La luz es vida, y la vida es el Señor; estamos a punto de recibir la gozosa noticia, como los pastores en la oscuridad de la noche (Cfr. Lucas 2,10), de que “un niño nos ha nacido, un niño nos ha sido dado(Isaías 9,6), porque un niño recién nacido es la máxima expresión de la vida y de la esperanza, como bien decía Rabindranath Tagore “cada vez que nace un niño, nos trae el mensaje que Dios aún no perdió la esperanza en los hombres”. No obstante lo anterior, cabe la posibilidad de que, no sólo no seamos capaces de recibir la luz “la luz vino a los suyos y los suyos no la recibieron(Juan 1,11), sino que permanezcamos obtusamente ciegos “porque no hay peor ciego que el que no quiere ver” como dice el refranero, e incluso, viendo la luz “porque hemos visto su estrella(Cfr. Mateo 2,2), hay quienes pretenden combatirla, porque la luz es la que descubre, como cuando ponemos un papel al trasluz, la maldad de los corazones “todo el que obra el mal aborrece la luz y no va a la luz, para que no sean censuradas sus obras(Juan 3,20), por eso los malos prefieren las tinieblas, y las sombras de muerte y luchan contra la luz, tanto como la postura de Herodes “se sobresaltó (…) va a buscar al niño para matarlo(Mateo 2,3.13), tanto como la de nuestros políticos inoperantes ante la pandemia, tanto como la recién aprobada ley de la eutanasia.

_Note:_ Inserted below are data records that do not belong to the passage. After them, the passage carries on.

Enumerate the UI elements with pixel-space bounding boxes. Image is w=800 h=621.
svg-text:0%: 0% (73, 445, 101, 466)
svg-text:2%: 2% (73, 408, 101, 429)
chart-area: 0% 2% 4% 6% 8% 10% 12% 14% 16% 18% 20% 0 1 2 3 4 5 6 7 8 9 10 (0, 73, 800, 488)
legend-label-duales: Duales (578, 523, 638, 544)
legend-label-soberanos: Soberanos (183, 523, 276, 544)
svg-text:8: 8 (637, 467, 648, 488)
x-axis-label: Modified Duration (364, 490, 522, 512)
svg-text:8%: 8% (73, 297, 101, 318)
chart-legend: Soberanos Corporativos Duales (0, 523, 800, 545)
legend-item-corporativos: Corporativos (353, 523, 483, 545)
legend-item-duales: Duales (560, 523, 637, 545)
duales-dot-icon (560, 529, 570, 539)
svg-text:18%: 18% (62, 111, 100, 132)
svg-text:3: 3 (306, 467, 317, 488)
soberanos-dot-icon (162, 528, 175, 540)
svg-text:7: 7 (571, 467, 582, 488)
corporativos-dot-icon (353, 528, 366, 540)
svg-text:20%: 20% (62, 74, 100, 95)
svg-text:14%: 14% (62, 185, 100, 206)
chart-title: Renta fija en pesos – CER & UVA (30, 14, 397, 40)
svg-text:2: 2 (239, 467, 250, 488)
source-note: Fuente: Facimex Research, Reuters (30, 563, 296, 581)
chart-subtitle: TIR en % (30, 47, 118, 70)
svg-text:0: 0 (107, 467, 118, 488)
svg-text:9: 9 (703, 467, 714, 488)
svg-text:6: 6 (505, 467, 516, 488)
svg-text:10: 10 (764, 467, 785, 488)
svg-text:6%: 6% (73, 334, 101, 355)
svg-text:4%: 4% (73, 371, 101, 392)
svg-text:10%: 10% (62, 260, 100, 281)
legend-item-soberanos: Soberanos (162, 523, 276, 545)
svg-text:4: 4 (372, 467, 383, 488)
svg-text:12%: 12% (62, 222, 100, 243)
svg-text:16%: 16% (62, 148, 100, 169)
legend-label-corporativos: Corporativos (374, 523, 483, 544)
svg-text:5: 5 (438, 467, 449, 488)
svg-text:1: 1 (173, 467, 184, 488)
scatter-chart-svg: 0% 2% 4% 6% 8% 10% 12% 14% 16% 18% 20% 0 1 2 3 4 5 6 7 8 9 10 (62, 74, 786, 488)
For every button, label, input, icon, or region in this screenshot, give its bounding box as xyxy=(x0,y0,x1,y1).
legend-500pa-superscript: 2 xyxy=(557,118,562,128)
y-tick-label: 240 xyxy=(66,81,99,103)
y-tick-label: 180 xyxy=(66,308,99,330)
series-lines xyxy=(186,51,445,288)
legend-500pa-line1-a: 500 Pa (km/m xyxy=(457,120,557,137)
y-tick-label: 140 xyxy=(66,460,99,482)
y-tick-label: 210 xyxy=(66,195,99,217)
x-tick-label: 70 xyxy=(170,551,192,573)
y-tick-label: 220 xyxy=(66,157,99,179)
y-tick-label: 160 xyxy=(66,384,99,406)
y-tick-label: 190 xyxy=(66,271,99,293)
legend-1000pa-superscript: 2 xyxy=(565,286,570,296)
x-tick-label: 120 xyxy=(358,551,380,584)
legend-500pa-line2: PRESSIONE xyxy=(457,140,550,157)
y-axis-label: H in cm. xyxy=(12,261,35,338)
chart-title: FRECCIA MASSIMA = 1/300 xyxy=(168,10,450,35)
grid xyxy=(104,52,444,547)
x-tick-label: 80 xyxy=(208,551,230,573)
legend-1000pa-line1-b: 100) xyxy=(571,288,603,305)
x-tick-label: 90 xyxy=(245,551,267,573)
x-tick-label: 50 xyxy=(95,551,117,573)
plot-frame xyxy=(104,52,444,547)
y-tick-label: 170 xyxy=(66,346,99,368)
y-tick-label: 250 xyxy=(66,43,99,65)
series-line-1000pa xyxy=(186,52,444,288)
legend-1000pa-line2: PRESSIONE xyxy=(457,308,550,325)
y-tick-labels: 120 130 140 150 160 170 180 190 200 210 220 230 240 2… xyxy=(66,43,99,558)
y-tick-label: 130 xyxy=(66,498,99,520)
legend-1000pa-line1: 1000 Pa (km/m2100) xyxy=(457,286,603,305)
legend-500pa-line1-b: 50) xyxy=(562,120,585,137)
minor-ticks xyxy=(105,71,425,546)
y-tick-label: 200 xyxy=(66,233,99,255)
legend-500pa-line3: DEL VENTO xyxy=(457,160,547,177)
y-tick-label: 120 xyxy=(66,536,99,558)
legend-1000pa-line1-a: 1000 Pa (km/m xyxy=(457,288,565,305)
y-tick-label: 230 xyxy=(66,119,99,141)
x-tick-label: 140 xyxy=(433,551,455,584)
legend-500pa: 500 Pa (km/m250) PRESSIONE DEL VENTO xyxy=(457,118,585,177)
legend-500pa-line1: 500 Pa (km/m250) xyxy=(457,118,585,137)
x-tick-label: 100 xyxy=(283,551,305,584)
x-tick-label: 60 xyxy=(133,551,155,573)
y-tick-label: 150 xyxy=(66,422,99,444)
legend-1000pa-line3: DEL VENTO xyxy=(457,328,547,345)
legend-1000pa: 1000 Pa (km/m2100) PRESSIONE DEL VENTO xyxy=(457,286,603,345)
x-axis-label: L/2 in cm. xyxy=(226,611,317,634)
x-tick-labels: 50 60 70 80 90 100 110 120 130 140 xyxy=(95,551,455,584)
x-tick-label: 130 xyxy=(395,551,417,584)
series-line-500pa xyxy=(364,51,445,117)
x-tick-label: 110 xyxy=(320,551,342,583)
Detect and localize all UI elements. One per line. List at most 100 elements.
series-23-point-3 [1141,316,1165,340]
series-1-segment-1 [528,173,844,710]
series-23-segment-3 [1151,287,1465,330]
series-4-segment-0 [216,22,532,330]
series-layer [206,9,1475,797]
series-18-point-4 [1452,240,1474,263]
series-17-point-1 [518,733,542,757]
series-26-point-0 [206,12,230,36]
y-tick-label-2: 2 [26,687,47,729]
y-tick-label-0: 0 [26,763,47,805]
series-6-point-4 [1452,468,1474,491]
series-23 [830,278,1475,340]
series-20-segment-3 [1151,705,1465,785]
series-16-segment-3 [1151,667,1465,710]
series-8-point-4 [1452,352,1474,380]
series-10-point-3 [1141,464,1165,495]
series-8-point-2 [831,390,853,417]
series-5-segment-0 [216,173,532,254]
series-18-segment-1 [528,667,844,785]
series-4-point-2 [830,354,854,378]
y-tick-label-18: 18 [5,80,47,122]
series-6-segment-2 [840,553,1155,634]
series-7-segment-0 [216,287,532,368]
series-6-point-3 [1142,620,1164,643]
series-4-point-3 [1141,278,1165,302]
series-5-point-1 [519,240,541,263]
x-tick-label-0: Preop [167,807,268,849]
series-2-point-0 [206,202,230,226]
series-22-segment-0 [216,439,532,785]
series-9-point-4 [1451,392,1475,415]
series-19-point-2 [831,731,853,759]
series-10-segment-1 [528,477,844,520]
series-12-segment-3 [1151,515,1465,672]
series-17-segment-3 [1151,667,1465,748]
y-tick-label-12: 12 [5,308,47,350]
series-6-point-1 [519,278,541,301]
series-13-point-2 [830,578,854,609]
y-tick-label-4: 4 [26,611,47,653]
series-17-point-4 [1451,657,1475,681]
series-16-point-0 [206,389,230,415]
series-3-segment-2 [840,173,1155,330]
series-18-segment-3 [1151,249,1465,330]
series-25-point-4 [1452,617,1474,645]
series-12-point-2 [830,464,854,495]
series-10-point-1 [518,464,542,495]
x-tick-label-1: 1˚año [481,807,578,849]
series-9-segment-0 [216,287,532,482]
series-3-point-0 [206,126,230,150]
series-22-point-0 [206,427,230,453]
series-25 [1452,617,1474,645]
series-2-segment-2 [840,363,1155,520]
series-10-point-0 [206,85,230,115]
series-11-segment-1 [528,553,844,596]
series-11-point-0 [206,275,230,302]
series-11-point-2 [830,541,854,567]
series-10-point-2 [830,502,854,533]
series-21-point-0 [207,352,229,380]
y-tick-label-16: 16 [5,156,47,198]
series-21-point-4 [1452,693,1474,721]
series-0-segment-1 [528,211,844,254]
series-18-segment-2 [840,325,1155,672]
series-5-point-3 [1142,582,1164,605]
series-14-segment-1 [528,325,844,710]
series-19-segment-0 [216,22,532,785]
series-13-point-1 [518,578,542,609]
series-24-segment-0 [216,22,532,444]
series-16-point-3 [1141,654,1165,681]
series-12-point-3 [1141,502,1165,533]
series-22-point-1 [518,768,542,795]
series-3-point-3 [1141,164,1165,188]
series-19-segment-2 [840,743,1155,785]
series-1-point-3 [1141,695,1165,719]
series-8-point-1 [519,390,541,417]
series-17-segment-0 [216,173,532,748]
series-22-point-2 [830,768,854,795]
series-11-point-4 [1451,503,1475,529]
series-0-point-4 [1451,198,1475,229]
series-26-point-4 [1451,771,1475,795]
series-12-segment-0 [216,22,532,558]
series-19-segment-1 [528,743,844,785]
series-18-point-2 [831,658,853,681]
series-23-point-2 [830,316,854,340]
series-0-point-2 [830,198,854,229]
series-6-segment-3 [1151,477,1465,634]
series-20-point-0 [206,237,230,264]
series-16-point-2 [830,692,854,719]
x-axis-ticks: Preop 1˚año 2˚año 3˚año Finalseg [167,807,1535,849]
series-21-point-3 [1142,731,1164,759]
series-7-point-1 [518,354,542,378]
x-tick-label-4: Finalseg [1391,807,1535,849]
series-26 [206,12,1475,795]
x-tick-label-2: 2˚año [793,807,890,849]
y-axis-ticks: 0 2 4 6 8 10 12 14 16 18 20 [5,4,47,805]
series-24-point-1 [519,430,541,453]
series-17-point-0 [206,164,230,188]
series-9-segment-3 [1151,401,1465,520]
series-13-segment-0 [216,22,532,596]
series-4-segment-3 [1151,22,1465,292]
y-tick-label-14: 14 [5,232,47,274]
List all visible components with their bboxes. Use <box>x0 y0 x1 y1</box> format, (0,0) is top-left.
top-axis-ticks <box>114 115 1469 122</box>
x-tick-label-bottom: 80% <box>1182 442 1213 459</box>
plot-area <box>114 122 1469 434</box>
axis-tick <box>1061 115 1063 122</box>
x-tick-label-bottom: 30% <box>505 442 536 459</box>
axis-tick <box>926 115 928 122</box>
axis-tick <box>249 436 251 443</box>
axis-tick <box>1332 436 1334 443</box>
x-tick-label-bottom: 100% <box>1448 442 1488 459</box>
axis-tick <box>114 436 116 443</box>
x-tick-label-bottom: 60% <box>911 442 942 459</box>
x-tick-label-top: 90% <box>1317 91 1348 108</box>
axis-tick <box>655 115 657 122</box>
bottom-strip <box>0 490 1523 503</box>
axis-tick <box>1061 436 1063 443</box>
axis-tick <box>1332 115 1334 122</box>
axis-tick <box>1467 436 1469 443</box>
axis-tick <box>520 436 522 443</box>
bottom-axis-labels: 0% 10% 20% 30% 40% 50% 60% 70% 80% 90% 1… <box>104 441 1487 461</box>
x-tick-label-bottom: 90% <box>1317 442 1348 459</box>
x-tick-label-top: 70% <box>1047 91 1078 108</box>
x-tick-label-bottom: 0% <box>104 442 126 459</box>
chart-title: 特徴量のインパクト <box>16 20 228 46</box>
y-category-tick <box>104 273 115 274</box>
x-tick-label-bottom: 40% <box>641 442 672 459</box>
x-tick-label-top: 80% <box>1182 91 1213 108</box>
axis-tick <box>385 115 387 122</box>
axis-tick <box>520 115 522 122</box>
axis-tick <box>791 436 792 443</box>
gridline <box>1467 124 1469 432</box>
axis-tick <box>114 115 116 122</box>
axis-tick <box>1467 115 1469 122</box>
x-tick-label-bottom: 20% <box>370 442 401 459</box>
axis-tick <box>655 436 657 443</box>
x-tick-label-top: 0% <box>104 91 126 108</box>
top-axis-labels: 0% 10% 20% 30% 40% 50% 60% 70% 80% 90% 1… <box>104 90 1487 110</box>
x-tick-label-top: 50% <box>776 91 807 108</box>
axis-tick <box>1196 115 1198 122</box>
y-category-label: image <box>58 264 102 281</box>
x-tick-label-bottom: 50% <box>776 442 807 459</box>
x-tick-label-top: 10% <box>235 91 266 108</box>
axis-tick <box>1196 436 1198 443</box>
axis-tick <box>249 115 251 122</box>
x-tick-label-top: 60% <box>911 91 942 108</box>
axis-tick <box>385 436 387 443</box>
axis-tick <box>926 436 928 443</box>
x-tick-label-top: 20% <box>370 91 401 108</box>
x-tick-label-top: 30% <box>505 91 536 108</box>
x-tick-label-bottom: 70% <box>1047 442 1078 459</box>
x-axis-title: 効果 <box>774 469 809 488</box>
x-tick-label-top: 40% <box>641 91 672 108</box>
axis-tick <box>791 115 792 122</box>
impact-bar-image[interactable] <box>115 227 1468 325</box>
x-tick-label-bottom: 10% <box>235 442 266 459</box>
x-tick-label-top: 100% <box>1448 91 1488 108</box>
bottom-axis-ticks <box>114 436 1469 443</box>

En muchas redes sociales y en internet, a veces, circula una frase que se achaca a San Francisco de Asís, sin serlo, a no ser que esté equivocado pues la he rastreado en todos los textos que he podido sin encontrarla, que dice que “ni toda la oscuridad del mundo podrá extinguir la luz de una sola vela”, que es al fin y al cabo lo que hemos de hacer nosotros, a partir de esta noche santa, motivados por el nacimiento de nuestro Señor, la luz del sol que viene a visitarnos, que nosotros seamos testimonio de la luz, para que todos crean en la luz, en el Señor, por medio de nosotros (Cfr. Juan 1, 8), para que todos los demás, apuesten por la vida y la esperanza, porque porque esta es la voluntad de Dios “que actuemos con la verdad, que vayamos a la luz, para que quede de manifiesto que nuestras obras están hechas según Dios(Cfr. Juan 3,20), como lo han experimentado, a lo largo de la historia, todas las personas buenas, o como dicen algunos, “todas las personas de luz”, todos los creyentes, santos y beatos, que nos han precedido, como María Emilia Riquelme “el Señor sólo quiere ser mi luz y mi único apoyo” (Pensamientos, nº 38).

Termina este inmenso canto de Zacarías a su hijo, Juan Bautista, como precursor, y al Señor, nuestro “sol que nos visita de lo alto(Lucas 1,78), diciendo que “guiará nuestros caminos por el sendero de la paz(Lucas 1,87) y que fue el deseo navideño, nunca mejor dicho, de los ángeles para los que asistimos al nacimiento de nuestro Señor y Salvador “en la tierra paz a los hombres en quienes Dios se complace(Lucas 2,14), por lo que, a modo de conclusión, bien nos pueden servir estas palabras de María Emilia Riquelme para felicitar la Navidad “Mira a Jesús… ¡Aquí está todo! El consuelo, la luz, la paz” (Pensamientos, nº 26).